Я уверен, что отвечу вашим сокровенным желаниям, не отделяя в своем приветствии от вас ваших верных соратников по главной квартире, призванных подготовлять под вашим верховным руководством ежедневные операции и подобно вам поглощенных своей священной задачей. Но от офицеров и солдат, окружающих меня в этот момент, мысль моя уносится на всю линию фронта, от Вогез до Северного моря, к тем достойным удивления войскам, которые я снова увижу завтра и в следующие дни, и, конечно, мой дорогой генерал, я отвечу вашим собственным чувствам, отнеся ко всем войскам часть той чести, которую вы заслужили.

В пережитые вами теперь бурные и тяжелые недели вы упрочили и продлили защитой Фландрии блестящую победу на Марне; благодаря вашему благотворному влиянию на окружающих все помогало вам достичь новых успехов, совершенное единство взглядов в командовании, активная солидарность между союзными армиями, разумное употребление формаций и различных видов оружия; но еще более содействовала вашим высоким целям та несравненная моральная энергия, которая истекает из души француза и приводит в движение все пружины армии.

Несокрушимая сила идеала позволила с начала войны нашим войскам развить свои приобретенные качества и [359] приобрести новые, приспособиться к обороне, не теряя силы своего натиска, противостоять одинаково изнурению от непрерывных боев и гнетущей усталости от длительной неподвижности, одним словом, совершенствоваться под огнем неприятеля и в то же время сохранять среди тысячи неожиданностей войны свои пыл, свое одушевление, свою храбрость.
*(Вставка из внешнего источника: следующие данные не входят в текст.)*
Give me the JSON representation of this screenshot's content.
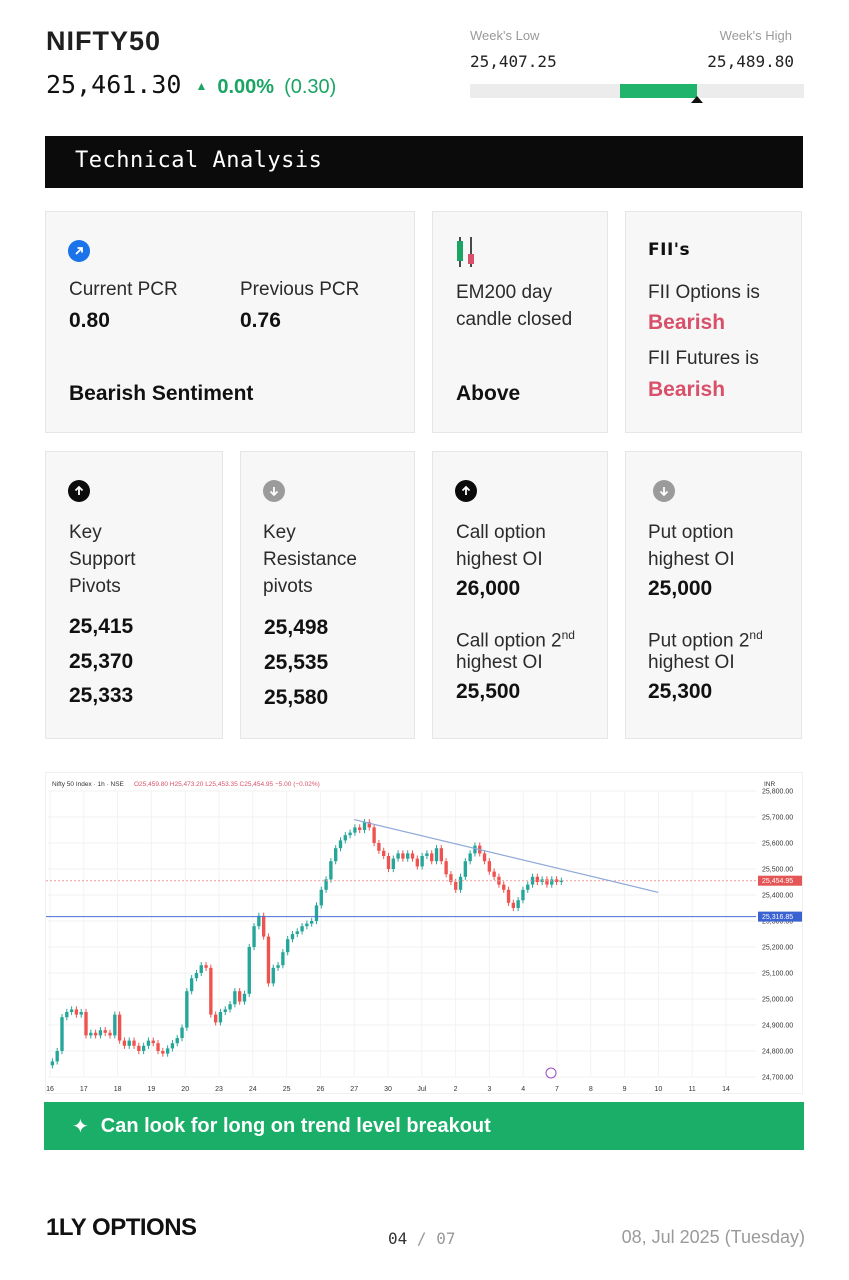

В тот день, когда возможно будет сделать обзор некоторых из тех актов самопожертвования и храбрости, которые ежедневно совершаются среди вас, факты покажут, что никогда еще в течение веков у Франции не было армии более прекрасной, обладающей таким сознанием своего долга. Впрочем, не сливается ли эта армия с самой Францией? Разве не Франция, не вся Франция без различия партий и социального положения, поднялась на зов правительства республики, чтобы отразить коварное, предумышленное нападение? У всех граждан, вставших под знамена, теперь только одна душа, один ум, личная жизнь отступает перед общими интересами. В этом возвышенном порыве свободного народа представители страны не остались на последнем месте в своем стремлении уплатить долг родине. Оба председателя, явившиеся сегодня высказать армии чувства обеих палат, позволят мне присоединиться к ним и в волнении помянуть здесь давших членов парламента, убитых или раненных на полях сражения.

Ужасы этой кровавой войны, косящая рука смерти не притупят энтузиазма войск, горестные потери, которые несет нация, не смутят ее твердости и не поколеблют ее решимости. Франция истощила все средства, чтобы избавить человечество от катастрофы, подобной которой не знает история. Франция знает, что во избежание повторения такой катастрофы она должна в согласии с союзниками окончательно уничтожить причины ее; она знает, что нынешнее поколение является носителем не только заветов прошлого, но и ответственности за будущее; она знает, что, как ни трагичен данный момент, это только один момент в жизни всего народа в целом и что мы не имеем права, отказываясь от всей нашей истории, отказываться от нашей таковой миссии цивилизации и свободы. [360]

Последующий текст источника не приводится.